◆「150万円の壁」は対象者が限られる?
まず、「150万円の壁」とは、配偶者控除の「103万円の壁」を超えても、給与収入の額が150万円(所得金額95万円)以下であれば、配偶者控除と同じ最大38万円の所得控除を受けられることを意味します。
ただし、「150万円の壁」を気にする人は事実上、あまりいないと想定されます。
なぜなら、150万円に達する前に、社会保険料の支払い義務に関する「106万円の壁」あるいは「130万円の壁」があるからです。
現状、「106万円の壁」または「130万円の壁」を超えて社会保険料の支払い義務を負うのは構わないが、「150万円の壁」を超えて所得税等の納税義務は負いたくない、と考える人は、事実上ごく少数にとどまるとみられます。
◆税制優遇がなくなる「201万の壁」とは
したがって、問題はもっぱら「201万円の壁」(厳密には「201万6,000円の壁」)ということになります。
「201万円の壁」は、配偶者特別控除の対象となる限度額をいいます。
配偶者特別控除の額は「150万円の壁」(所得金額95万円)を超えると段階的に引き下げられていきます。
そして、年収201万5,999円(所得金額133万円)を超えると、控除が受けられなくなるのです。
最低賃金引き上げで「壁」の問題が浮き彫りに
「年収の壁」については、古くから以下の問題が指摘されてきています。
・「年収の壁」の内側の人と外側の人との間で不公平が生じている
・「年収の壁」が女性の社会進出を阻んでいる
・物価も最低賃金も上昇してきているのに「壁」の額が変わっていない
このうち「女性の社会進出を阻んでいる」という点については、2014年に当時の安倍晋三首相が「女性の就労拡大を抑制する効果をもたらしている」と明言しています(第1回経済財政諮問会議・産業競争力会議合同会議議事要旨P.13参照)。

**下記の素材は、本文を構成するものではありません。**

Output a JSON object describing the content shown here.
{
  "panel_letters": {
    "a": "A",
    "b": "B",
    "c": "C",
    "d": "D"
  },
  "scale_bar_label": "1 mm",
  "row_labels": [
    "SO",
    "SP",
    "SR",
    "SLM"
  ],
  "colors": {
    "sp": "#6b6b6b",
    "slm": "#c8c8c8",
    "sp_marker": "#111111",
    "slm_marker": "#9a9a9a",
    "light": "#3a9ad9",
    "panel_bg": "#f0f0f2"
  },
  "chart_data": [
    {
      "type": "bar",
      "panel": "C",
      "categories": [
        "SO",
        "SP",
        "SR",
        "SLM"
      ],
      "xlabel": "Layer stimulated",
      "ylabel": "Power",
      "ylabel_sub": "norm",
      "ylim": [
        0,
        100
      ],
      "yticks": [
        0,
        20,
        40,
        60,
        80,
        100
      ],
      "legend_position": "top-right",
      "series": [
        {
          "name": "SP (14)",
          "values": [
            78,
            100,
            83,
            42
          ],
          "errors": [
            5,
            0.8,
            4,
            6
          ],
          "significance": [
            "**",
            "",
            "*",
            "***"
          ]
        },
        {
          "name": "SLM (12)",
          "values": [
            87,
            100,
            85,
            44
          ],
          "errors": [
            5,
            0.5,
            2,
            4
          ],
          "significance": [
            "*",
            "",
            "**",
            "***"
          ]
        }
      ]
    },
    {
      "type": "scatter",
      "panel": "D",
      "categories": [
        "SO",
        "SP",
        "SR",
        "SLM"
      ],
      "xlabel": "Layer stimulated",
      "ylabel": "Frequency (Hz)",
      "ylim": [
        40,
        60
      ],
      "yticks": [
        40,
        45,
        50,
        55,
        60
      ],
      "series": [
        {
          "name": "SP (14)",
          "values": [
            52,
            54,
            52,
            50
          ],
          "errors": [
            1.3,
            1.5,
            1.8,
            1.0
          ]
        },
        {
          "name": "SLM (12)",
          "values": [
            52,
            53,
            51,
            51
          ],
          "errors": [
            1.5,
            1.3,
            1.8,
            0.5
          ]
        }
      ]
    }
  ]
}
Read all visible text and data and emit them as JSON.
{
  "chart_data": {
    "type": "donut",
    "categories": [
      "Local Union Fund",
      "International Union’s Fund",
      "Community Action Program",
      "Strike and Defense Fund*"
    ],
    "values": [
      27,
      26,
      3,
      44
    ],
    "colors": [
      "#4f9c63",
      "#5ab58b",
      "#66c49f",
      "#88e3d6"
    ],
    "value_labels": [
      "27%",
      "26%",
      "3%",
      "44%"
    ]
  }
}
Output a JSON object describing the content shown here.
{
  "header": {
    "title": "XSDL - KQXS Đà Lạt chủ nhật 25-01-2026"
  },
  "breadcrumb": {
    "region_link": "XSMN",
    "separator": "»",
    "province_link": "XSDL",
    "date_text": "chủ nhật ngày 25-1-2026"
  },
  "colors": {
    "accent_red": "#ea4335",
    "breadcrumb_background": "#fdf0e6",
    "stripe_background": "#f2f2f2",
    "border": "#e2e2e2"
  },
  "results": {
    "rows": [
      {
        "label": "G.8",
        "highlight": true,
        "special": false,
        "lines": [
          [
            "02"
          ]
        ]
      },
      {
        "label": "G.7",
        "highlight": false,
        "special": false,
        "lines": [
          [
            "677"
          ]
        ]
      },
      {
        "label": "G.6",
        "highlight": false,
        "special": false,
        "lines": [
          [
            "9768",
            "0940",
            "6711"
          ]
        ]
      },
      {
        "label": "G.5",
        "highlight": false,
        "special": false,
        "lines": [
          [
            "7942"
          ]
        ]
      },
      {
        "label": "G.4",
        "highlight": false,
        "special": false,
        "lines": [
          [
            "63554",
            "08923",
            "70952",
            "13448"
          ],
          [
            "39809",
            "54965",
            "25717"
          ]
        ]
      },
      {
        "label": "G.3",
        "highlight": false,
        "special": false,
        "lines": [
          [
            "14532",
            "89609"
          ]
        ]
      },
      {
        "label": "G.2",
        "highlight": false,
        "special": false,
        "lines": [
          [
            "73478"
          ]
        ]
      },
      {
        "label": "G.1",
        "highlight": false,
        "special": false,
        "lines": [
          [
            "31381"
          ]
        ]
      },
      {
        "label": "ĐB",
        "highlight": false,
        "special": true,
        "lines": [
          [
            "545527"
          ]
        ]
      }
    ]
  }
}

また、物価や最低賃金の上昇との関係についても、そのたびに「壁」を気にして労働時間を減少させなければならない不合理が指摘されています。特に、老後資金の準備が重要になってきているなか、「壁」により老後資金準備のための経済活動まで抑制されるのであれば、深刻な問題となります。
女性の社会進出が進み、共働き世帯が多数となり、老後資金2,000万円問題等もあるなか、社会保険料、所得税のいずれについても、「年収の壁」の制度の抜本的な見直しが迫られています。